An excerpt from the lecture notes of a course I taught entitled Constitutive Modelling in Geomechanics. Because the response of a soil cannot depend on the orientation of the axes we happen to choose, constitutive models are written in terms of stress invariants: scalar combinations of the stress components that take the same value in every coordinate system. This note develops those invariants, the split of stress into hydrostatic and deviatoric parts, and the derived measures that appear throughout geomechanics. A compression-positive sign convention is used, as is customary in soil mechanics.

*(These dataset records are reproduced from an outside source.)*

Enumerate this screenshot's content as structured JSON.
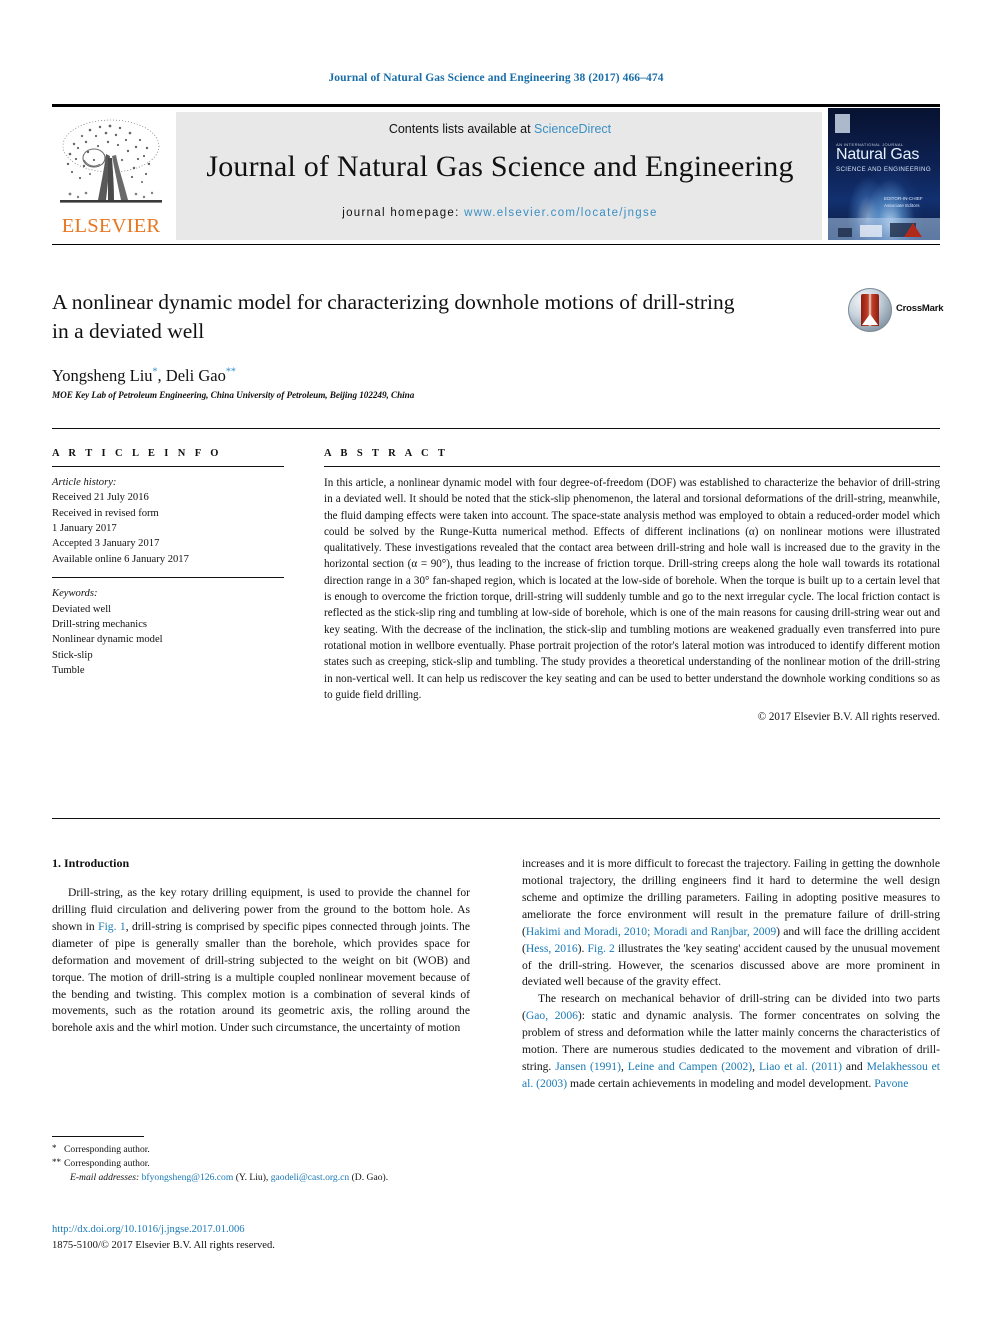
{
  "running_head": "Journal of Natural Gas Science and Engineering 38 (2017) 466–474",
  "masthead": {
    "contents_prefix": "Contents lists available at ",
    "sciencedirect": "ScienceDirect",
    "journal_title": "Journal of Natural Gas Science and Engineering",
    "homepage_prefix": "journal homepage: ",
    "homepage_url": "www.elsevier.com/locate/jngse",
    "publisher_logo_text": "ELSEVIER",
    "cover": {
      "small_top": "AN INTERNATIONAL JOURNAL",
      "brand": "Natural Gas",
      "subtitle": "SCIENCE AND ENGINEERING",
      "editors": "EDITOR-IN-CHIEF\nAssociate Editors"
    },
    "accent_link_color": "#3a8fc4"
  },
  "article": {
    "title": "A nonlinear dynamic model for characterizing downhole motions of drill-string in a deviated well",
    "crossmark_label": "CrossMark",
    "authors_html": "Yongsheng Liu<sup>*</sup>, Deli Gao<sup>**</sup>",
    "affiliation": "MOE Key Lab of Petroleum Engineering, China University of Petroleum, Beijing 102249, China"
  },
  "article_info": {
    "heading": "A R T I C L E   I N F O",
    "history_label": "Article history:",
    "history": [
      "Received 21 July 2016",
      "Received in revised form",
      "1 January 2017",
      "Accepted 3 January 2017",
      "Available online 6 January 2017"
    ],
    "keywords_label": "Keywords:",
    "keywords": [
      "Deviated well",
      "Drill-string mechanics",
      "Nonlinear dynamic model",
      "Stick-slip",
      "Tumble"
    ]
  },
  "abstract": {
    "heading": "A B S T R A C T",
    "text": "In this article, a nonlinear dynamic model with four degree-of-freedom (DOF) was established to characterize the behavior of drill-string in a deviated well. It should be noted that the stick-slip phenomenon, the lateral and torsional deformations of the drill-string, meanwhile, the fluid damping effects were taken into account. The space-state analysis method was employed to obtain a reduced-order model which could be solved by the Runge-Kutta numerical method. Effects of different inclinations (α) on nonlinear motions were illustrated qualitatively. These investigations revealed that the contact area between drill-string and hole wall is increased due to the gravity in the horizontal section (α = 90°), thus leading to the increase of friction torque. Drill-string creeps along the hole wall towards its rotational direction range in a 30° fan-shaped region, which is located at the low-side of borehole. When the torque is built up to a certain level that is enough to overcome the friction torque, drill-string will suddenly tumble and go to the next irregular cycle. The local friction contact is reflected as the stick-slip ring and tumbling at low-side of borehole, which is one of the main reasons for causing drill-string wear out and key seating. With the decrease of the inclination, the stick-slip and tumbling motions are weakened gradually even transferred into pure rotational motion in wellbore eventually. Phase portrait projection of the rotor's lateral motion was introduced to identify different motion states such as creeping, stick-slip and tumbling. The study provides a theoretical understanding of the nonlinear motion of the drill-string in non-vertical well. It can help us rediscover the key seating and can be used to better understand the downhole working conditions so as to guide field drilling.",
    "copyright": "© 2017 Elsevier B.V. All rights reserved."
  },
  "body": {
    "section_heading": "1. Introduction",
    "left_paragraph_1": "Drill-string, as the key rotary drilling equipment, is used to provide the channel for drilling fluid circulation and delivering power from the ground to the bottom hole. As shown in ",
    "left_fig1_link": "Fig. 1",
    "left_paragraph_1_cont": ", drill-string is comprised by specific pipes connected through joints. The diameter of pipe is generally smaller than the borehole, which provides space for deformation and movement of drill-string subjected to the weight on bit (WOB) and torque. The motion of drill-string is a multiple coupled nonlinear movement because of the bending and twisting. This complex motion is a combination of several kinds of movements, such as the rotation around its geometric axis, the rolling around the borehole axis and the whirl motion. Under such circumstance, the uncertainty of motion",
    "right_paragraph_1_a": "increases and it is more difficult to forecast the trajectory. Failing in getting the downhole motional trajectory, the drilling engineers find it hard to determine the well design scheme and optimize the drilling parameters. Failing in adopting positive measures to ameliorate the force environment will result in the premature failure of drill-string (",
    "right_cite_1": "Hakimi and Moradi, 2010; Moradi and Ranjbar, 2009",
    "right_paragraph_1_b": ") and will face the drilling accident (",
    "right_cite_2": "Hess, 2016",
    "right_paragraph_1_c": "). ",
    "right_cite_3": "Fig. 2",
    "right_paragraph_1_d": " illustrates the 'key seating' accident caused by the unusual movement of the drill-string. However, the scenarios discussed above are more prominent in deviated well because of the gravity effect.",
    "right_paragraph_2_a": "The research on mechanical behavior of drill-string can be divided into two parts (",
    "right_cite_4": "Gao, 2006",
    "right_paragraph_2_b": "): static and dynamic analysis. The former concentrates on solving the problem of stress and deformation while the latter mainly concerns the characteristics of motion. There are numerous studies dedicated to the movement and vibration of drill-string. ",
    "right_cite_5": "Jansen (1991)",
    "right_sep_1": ", ",
    "right_cite_6": "Leine and Campen (2002)",
    "right_sep_2": ", ",
    "right_cite_7": "Liao et al. (2011)",
    "right_sep_3": " and ",
    "right_cite_8": "Melakhessou et al. (2003)",
    "right_paragraph_2_c": " made certain achievements in modeling and model development. ",
    "right_cite_9": "Pavone",
    "link_color": "#1a7ab5"
  },
  "footnotes": {
    "corresponding_1": "Corresponding author.",
    "corresponding_2": "Corresponding author.",
    "email_label": "E-mail addresses:",
    "email_1": "bfyongsheng@126.com",
    "email_1_owner": "(Y. Liu)",
    "email_2": "gaodeli@cast.org.cn",
    "email_2_owner": "(D. Gao).",
    "marker_1": "*",
    "marker_2": "**"
  },
  "footer": {
    "doi": "http://dx.doi.org/10.1016/j.jngse.2017.01.006",
    "issn_line": "1875-5100/© 2017 Elsevier B.V. All rights reserved."
  }
}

The Stress Tensor and its Invariants
The state of stress at a point is described by the symmetric second-order tensor \(\sigma_{ij}\). Its three principal stresses \(\sigma_1 \geq \sigma_2 \geq \sigma_3\) are the roots of the characteristic equation
\[\sigma^3 - I_1 \sigma^2 + I_2 \sigma - I_3 = 0\]whose coefficients are the three principal invariants of the stress tensor,
\[I_1 = \sigma_{kk} = \sigma_1 + \sigma_2 + \sigma_3\] \[I_2 = \tfrac{1}{2}\left( \sigma_{ii}\sigma_{jj} - \sigma_{ij}\sigma_{ij} \right) = \sigma_1\sigma_2 + \sigma_2\sigma_3 + \sigma_3\sigma_1\] \[I_3 = \det(\sigma_{ij}) = \sigma_1 \sigma_2 \sigma_3\]Being invariants, \(I_1\), \(I_2\) and \(I_3\) are unchanged by any rotation of the coordinate axes.
Hydrostatic and Deviatoric Decomposition
It is convenient to separate the part of the stress that changes volume from the part that distorts the material. The mean stress is
\[p = \frac{1}{3} I_1 = \frac{1}{3}\left( \sigma_1 + \sigma_2 + \sigma_3 \right)\]and the stress tensor is split into a hydrostatic (spherical) part and a deviatoric part \(s_{ij}\),
\[\sigma_{ij} = p\, \delta_{ij} + s_{ij}, \qquad s_{ij} = \sigma_{ij} - p\, \delta_{ij}\]The deviatoric tensor carries the shearing, or distortional, part of the stress. Its first invariant vanishes by construction, \(J_1 = s_{kk} = 0\), and the remaining invariants are
\[J_2 = \tfrac{1}{2} s_{ij} s_{ij} = \frac{1}{6}\left[ (\sigma_1-\sigma_2)^2 + (\sigma_2-\sigma_3)^2 + (\sigma_3-\sigma_1)^2 \right]\] \[J_3 = \det(s_{ij})\]The second deviatoric invariant \(J_2\) is the single most important stress measure in plasticity. It is usually expressed through the deviatoric stress (also called the equivalent or von Mises stress),
\[q = \sqrt{3 J_2}\]which reduces to \(q = \sigma_1 - \sigma_3\) in a triaxial test where \(\sigma_2 = \sigma_3\). Together, \(p\) and \(q\) form the coordinates of the triaxial stress space in which most soil models are formulated.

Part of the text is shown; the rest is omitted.